Poesie a Casarsa(1941-1943) sarà poi ripubblicato, in seconda stesura, insieme a Suite furlana(1944-1949), a Appendice( 1950-1953), e a Il testament Coran(1947-1952). Ogni componimento accompagnato da una traduzione italiana stesa dello stesso autore: << e quasi, idealmente, contemporaneamente al friulano, pensando che piuttosto che non essere letto fosse preferibile essere letto soltanto in esse>>. Il titolo della seconda raccolta è La meglio gioventù- da un triste canto alpino della prima guerra mondiale.
Questo viaggio nel mondo primordiale della parola, nella vita quotidiana e semplice del mondo rurale, nel loro << attenersi alle regole d’onore della lingua […] senza temere di variarla con personali e azzardate invenzioni>>; questo desiderio di penetrare in un mondo perduto.

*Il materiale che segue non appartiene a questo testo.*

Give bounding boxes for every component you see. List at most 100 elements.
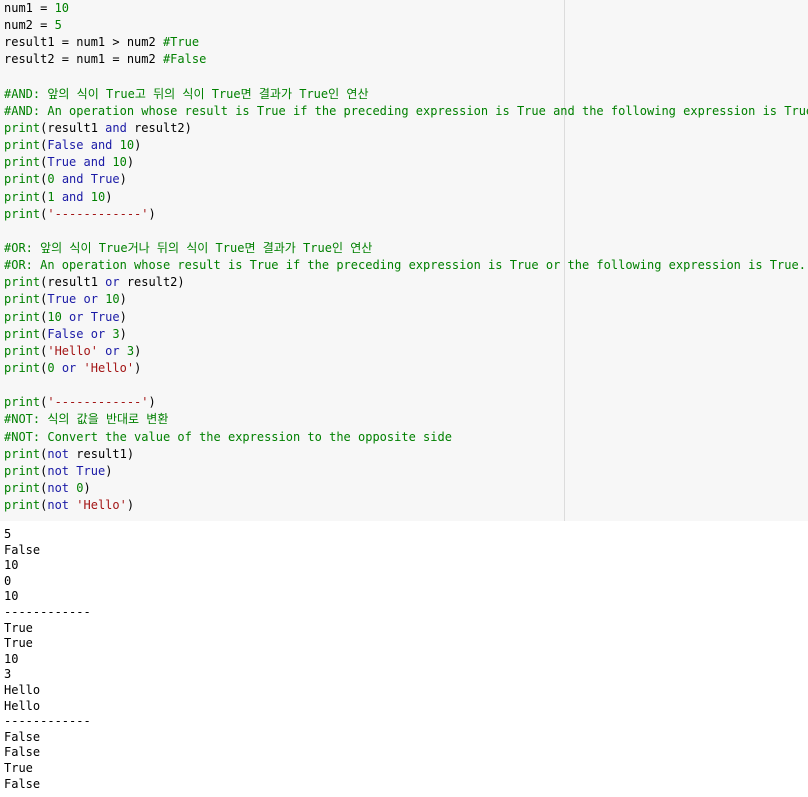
code-token-comment: #NOT: Convert the value of the expressio… [4, 429, 452, 444]
code-token-string: '------------' [47, 206, 149, 221]
code-token-plain: (result1 [40, 275, 106, 290]
code-token-plain: num1 = [4, 1, 55, 15]
code-token-builtin: print [4, 120, 41, 135]
code-line: print(not 'Hello') [4, 497, 808, 514]
code-line: #AND: An operation whose result is True … [4, 103, 808, 120]
code-line: print(True or 10) [4, 291, 808, 308]
code-token-keyword: or [83, 292, 98, 307]
code-token-number: 10 [90, 189, 106, 204]
code-token-keyword: or [69, 309, 84, 324]
code-token-plain: ) [148, 395, 156, 410]
code-line: print(1 and 10) [4, 189, 808, 206]
output-line: True [4, 620, 33, 635]
code-token-number: 3 [112, 326, 120, 341]
code-token-plain: ) [134, 360, 142, 375]
code-line: print(0 or 'Hello') [4, 360, 808, 377]
code-token-builtin: print [4, 309, 41, 324]
code-token-builtin: print [4, 480, 41, 495]
code-token-comment: #OR: An operation whose result is True i… [4, 258, 806, 273]
output-line: 10 [4, 558, 19, 573]
code-line: print(not True) [4, 463, 808, 480]
output-line: False [4, 542, 41, 557]
code-token-plain: num2 = [4, 18, 55, 33]
code-token-keyword: and [90, 138, 113, 153]
code-token-keyword: False [47, 138, 84, 153]
code-token-builtin: print [4, 155, 41, 170]
code-token-keyword: and [83, 155, 106, 170]
code-line: #AND: 앞의 식이 True고 뒤의 식이 True면 결과가 True인 … [4, 86, 808, 103]
code-token-plain: ) [119, 172, 127, 187]
code-token-keyword: not [47, 498, 70, 513]
output-line: False [4, 776, 41, 791]
code-token-plain: ) [105, 463, 113, 478]
code-token-comment: #True [162, 35, 200, 50]
code-token-string: 'Hello' [76, 498, 127, 513]
code-cell[interactable]: num1 = 10 num2 = 5 result1 = num1 > num2 #… [0, 0, 808, 521]
code-line: print(0 and True) [4, 171, 808, 188]
code-token-string: 'Hello' [83, 360, 135, 375]
code-token-keyword: True [47, 155, 77, 170]
output-area: 5 False 10 0 10 ------------ True True 10 3 Hello H… [0, 527, 808, 797]
code-token-number: 10 [119, 138, 135, 153]
code-token-plain: ) [119, 292, 127, 307]
code-token-keyword: or [105, 275, 120, 290]
code-token-keyword: or [90, 326, 106, 341]
output-line: False [4, 745, 41, 760]
code-token-plain: result1 = num1 > num2 [4, 35, 163, 50]
code-token-plain: result2) [119, 275, 185, 290]
code-token-builtin: print [4, 275, 41, 290]
code-token-number: 0 [76, 480, 84, 495]
code-line: num1 = 10 [4, 0, 808, 17]
code-token-number: 3 [126, 343, 135, 358]
code-token-comment: #OR: 앞의 식이 True거나 뒤의 식이 True면 결과가 True인 … [4, 240, 373, 255]
code-token-string: '------------' [47, 395, 149, 410]
code-token-keyword: True [76, 463, 106, 478]
code-token-comment: #AND: 앞의 식이 True고 뒤의 식이 True면 결과가 True인 … [4, 86, 369, 101]
code-token-builtin: print [4, 395, 41, 410]
output-line: Hello [4, 698, 41, 713]
code-line: #OR: An operation whose result is True i… [4, 257, 808, 274]
code-token-keyword: and [105, 120, 127, 135]
code-line: print(result1 and result2) [4, 120, 808, 137]
code-token-keyword: or [61, 360, 77, 375]
output-line: 3 [4, 667, 12, 682]
code-line: #NOT: 식의 값을 반대로 변환 [4, 411, 808, 428]
code-token-builtin: print [4, 138, 41, 153]
code-token-plain: ) [83, 480, 91, 495]
code-token-builtin: print [4, 360, 41, 375]
code-token-keyword: not [47, 446, 70, 461]
output-line: True [4, 636, 33, 651]
code-token-number: 0 [47, 360, 55, 375]
output-line: True [4, 760, 33, 775]
code-token-keyword: True [90, 172, 120, 187]
code-token-plain: result2 = num1 = num2 [4, 52, 163, 67]
code-token-keyword: and [61, 172, 84, 187]
code-line: #NOT: Convert the value of the expressio… [4, 429, 808, 446]
code-token-plain: ) [148, 206, 156, 221]
code-token-plain: result2) [126, 120, 192, 135]
code-editor[interactable]: num1 = 10 num2 = 5 result1 = num1 > num2 #… [4, 0, 808, 514]
code-line: print(result1 or result2) [4, 274, 808, 291]
code-token-plain: (result1 [40, 120, 106, 135]
output-line: ------------ [4, 604, 91, 619]
code-line: result2 = num1 = num2 #False [4, 51, 808, 68]
code-token-plain: ) [126, 155, 135, 170]
code-token-comment: #NOT: 식의 값을 반대로 변환 [4, 412, 169, 427]
code-token-builtin: print [4, 446, 41, 461]
code-line: result1 = num1 > num2 #True [4, 34, 808, 51]
code-token-builtin: print [4, 172, 41, 187]
code-line: #OR: 앞의 식이 True거나 뒤의 식이 True면 결과가 True인 … [4, 240, 808, 257]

Con L’usignolo della chiesa Cattolica (1958) Pasolini abbandona la lingua materna, per approdare a quella italiana. Il nocciolo primo della raccolta va cercata nella scoperta, da parte del poeta, del dissidio individuale e interiore che lo travaglia, un contrasto in un’anima non ancora infettata dalla coscienza, che egli acquisterà negli anni a venire, della falsità e del vuoto insito nella società italiana.
La figura dell’usignolo, topos della tradizione lirica e simbolo dell’amore, è la chiave di lettura dell’intera raccolta. In esso vi scorgiamo la figura del poeta e della contraddizione da egli vissuto fra il desiderio d’infinito dei cieli e la coscienza della finitezza dell’uomo. E’ il dissidio che attanaglia ogni uomo, tra il cielo e la carne.

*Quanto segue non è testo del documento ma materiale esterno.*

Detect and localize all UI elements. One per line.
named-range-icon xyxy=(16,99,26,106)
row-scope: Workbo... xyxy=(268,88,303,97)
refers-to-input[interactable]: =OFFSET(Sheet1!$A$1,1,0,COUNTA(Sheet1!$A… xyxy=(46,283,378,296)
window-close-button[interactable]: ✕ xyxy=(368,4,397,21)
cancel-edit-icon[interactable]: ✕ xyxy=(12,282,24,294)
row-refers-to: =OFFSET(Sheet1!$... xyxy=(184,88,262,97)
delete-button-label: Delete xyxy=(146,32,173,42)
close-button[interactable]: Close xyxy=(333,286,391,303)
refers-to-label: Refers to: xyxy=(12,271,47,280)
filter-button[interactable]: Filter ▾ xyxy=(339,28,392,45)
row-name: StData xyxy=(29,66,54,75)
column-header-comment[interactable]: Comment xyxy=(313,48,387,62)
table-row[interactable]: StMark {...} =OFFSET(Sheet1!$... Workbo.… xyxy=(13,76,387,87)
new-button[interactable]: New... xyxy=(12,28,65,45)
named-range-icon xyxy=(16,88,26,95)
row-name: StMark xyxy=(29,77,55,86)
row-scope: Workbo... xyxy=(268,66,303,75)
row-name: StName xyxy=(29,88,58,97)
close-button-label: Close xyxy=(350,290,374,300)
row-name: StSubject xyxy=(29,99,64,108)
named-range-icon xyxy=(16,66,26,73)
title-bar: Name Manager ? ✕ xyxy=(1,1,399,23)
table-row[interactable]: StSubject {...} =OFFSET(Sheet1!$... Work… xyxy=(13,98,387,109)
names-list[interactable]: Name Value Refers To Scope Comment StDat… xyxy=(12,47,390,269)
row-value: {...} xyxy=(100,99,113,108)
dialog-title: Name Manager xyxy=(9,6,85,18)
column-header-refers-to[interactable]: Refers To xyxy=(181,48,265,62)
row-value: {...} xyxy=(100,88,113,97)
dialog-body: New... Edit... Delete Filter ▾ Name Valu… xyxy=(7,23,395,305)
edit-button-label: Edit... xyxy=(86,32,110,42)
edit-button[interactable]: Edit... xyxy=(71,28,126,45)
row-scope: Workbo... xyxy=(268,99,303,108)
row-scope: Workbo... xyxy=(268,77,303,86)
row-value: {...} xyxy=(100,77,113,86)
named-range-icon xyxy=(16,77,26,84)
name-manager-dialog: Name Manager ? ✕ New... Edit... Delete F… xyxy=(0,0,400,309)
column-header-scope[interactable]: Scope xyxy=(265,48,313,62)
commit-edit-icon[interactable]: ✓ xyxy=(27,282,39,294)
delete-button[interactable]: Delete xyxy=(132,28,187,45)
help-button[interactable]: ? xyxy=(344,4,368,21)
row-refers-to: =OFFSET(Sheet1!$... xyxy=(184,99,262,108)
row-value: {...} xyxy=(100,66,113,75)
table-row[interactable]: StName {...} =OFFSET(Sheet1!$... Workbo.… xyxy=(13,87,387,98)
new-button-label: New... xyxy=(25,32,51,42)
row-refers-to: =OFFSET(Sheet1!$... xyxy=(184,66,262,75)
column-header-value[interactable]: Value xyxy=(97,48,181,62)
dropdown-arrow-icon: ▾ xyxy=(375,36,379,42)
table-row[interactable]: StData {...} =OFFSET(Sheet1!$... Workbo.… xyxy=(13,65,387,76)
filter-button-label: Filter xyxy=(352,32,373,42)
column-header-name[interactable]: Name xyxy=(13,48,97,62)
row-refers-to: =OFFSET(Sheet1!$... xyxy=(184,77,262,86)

Nel succedersi delle liriche, scopriamo un Pasolini alla ricerca di se stesso attraverso la preghiera “all’immoto Dio”; o un Pasolini in rivolta e con un forte desiderio di celarsi agli occhi del Padre.
Forte è l’immagine, in una sua lirica, del Cristo morente, in croce, che si mostra nella sua interezza e nella sua verità. In quest’immagine, il poeta vede l’origine della sua lotta coi sensi e col sesso, che egli attraversa dolorosamente. In breve, questo è il periodo della scoperta di se come omosessuale che ama, di uomo colpevole e innocente allo stesso tempo. E’ il periodo dei turbamenti esistenziali, mentre il mondo contadino si staglia sullo sfondo. Il sentimento religioso si scontra con la felicità degli istinti amorosi.
Per concludere potremmo dire che La meglio gioventùè il libro della purezza e della felicità primordiale; L’usignolo della chiesa Cattolica è un libro di dolore e di scoperta del peccato.